A text from a friend and former colleague, along with Washington Post columnist Margaret Sullivan’s final column, got me to thinking.
I know … dangerous.
The friend wondered, about an ad promoting letting readers decide the truth, if it was wise letting everyone come up with their own version of reality.
Sullivan, in her column urging journalists to change how they cover campaigns and cast aside the practice of covering every speech, rally and debate (essentially being stenographers) in favor of being “dedicated truth-tellers, using clear language, plenty of context and thoughtful framing to get that truth across,” used the phrase “reality-based press.”
Whoa. Sad thing is, she’s not wrong.
More than cost (and all those channels I never watched but had to pay for anyway) was involved in my decision years ago to abandon cable. There was also the rise of “news” channels that seemed to be more about commentary (which should be clearly separate from news) and promoting a party line more than making sure viewers are informed on the news of the day. It was more “Here’s what the political party we like thinks about this news, and here’s how you should feel. Don’t worry about thinking; we’ve got you covered.” And it’s much worse now.

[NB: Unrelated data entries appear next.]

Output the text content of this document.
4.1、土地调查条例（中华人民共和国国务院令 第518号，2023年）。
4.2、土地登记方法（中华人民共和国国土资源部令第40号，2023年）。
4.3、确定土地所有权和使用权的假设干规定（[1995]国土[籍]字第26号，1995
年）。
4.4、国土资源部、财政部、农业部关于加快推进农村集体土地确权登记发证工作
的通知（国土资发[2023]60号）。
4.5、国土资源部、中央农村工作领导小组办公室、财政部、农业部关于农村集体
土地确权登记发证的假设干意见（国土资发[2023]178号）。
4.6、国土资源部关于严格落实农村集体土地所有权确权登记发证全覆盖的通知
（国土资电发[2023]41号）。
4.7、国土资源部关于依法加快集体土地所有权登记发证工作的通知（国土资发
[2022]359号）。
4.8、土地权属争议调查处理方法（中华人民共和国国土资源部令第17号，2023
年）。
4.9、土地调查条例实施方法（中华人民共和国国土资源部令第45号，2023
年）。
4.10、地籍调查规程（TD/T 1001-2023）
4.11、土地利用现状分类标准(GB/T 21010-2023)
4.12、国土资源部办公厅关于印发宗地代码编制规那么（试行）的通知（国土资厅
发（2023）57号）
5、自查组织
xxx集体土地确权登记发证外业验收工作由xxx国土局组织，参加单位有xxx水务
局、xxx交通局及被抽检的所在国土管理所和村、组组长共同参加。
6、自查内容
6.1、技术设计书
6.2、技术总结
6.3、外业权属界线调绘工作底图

You might say, gosh, thanks, President Reagan, for scuttling the Fairness Doctrine and setting us on this path, but the truth is that the Fairness Doctrine applied to broadcast licenses; it would have had no effect on cable channels (it did, though, help fuel the right-wing talk-radio boom, which helped lead to many of its “stars” getting shows on cable and lowered the bar in other divisive ways). You’d think that common sense and real journalism would take precedence, but with cable … . Plus, you can easily find channels that will confirm whatever beliefs you have and ignore all the rest.
It’s not like anyone’s forcing you to watch all the channels and get a wider perspective on things. But you really should … get a wider perspective, that is, which is why you should read newspapers.
According to the Arkansas Press Association Publisher Weekly’s July 21 edition, “The U.S. lost 360 newspapers between late 2019 and the end of May 2022. All but 24 of those shuttered papers were weeklies, many in economically struggling markets. Most of the communities they served did not get a replacement in digital or print form.
“The U.S. has lost one-fourth of its newspapers since 2005 and could potentially lose one-third by 2025, creating vast areas without local news coverage. More than 70 million U.S. citizens would be affected by these losses.”
Into that vacuum step pink-slime outlets, which are now in all 50 states and look like local news sites. In reality they’re part of partisan “news” networks heavy on propaganda and light on revealing their funding sources. They, like cable “news” networks, cater to those with the same mindset who aren’t necessarily enamored of actual reality.
But that’s what newspapers thrive on, whether they’re center-right, as this newspaper is, or center-left like The New York Times (both according to Media Bias Fact Check), or right in the center. Reporters write about things that have actually happened, not conspiracy theories or tales that can’t be verified … unless that alternate reality slips into actual reality, like on Jan. 6, 2021. Opinion is reserved for the opinion pages (reporting a news source’s opinion isn’t the same thing, so don’t even start), and is clearly marked. (In our newspaper, reviews or analysis that appear on the news pages are also clearly marked in the physical paper/digital replica edition as well as online.)
Actual reality isn’t much fun a lot of the time, with deaths of loved ones, political races that don’t end as we hoped they would, etc., but it also has a lot of good things we’d miss if we were buried in hyperpartisanship. It isn’t up to newspapers to provide you with proof of your favored reality; we can only give you what exists.
Pink-slime outfits don’t care; they’ll creatively interpret news (for a price) to smear or prop up political candidates, place similar not-quite-legit stories on all sites in their networks, and plagiarize and often change pieces from legitimate news sources. (I can’t tell you how many times I’ve seen my column pop up somewhere with slightly different words, or looking like it was translated into another language then back into English.)
It’s enough to drive you batty.
In June, this newspaper ran a column by Sullivan about pink slime, which takes its name from the meat-processing byproduct/filler. She said legitimate nonpartisan operations have stepped in in places (The Arkansas Advocate is a notable one here, and just started digital publication last week; it includes some former co-workers), but noted that it’s not always easy for consumers to tell the difference.
Alan Miller, founder and CEO of the News Literacy Project, told Sullivan that readers should pause when a story raises their blood pressure: “Don’t let your emotions take over. If something makes us angry, anxious or excited, that’s when we are most vulnerable to being manipulated.”
He also recommended doing your own research by looking for fact-checks or credible challenges, seeing if other news outlets have covered the story, finding the original source and, probably most importantly in my book, asking yourself if it sounds too good to be true.
I mean, assuming you’re based in reality.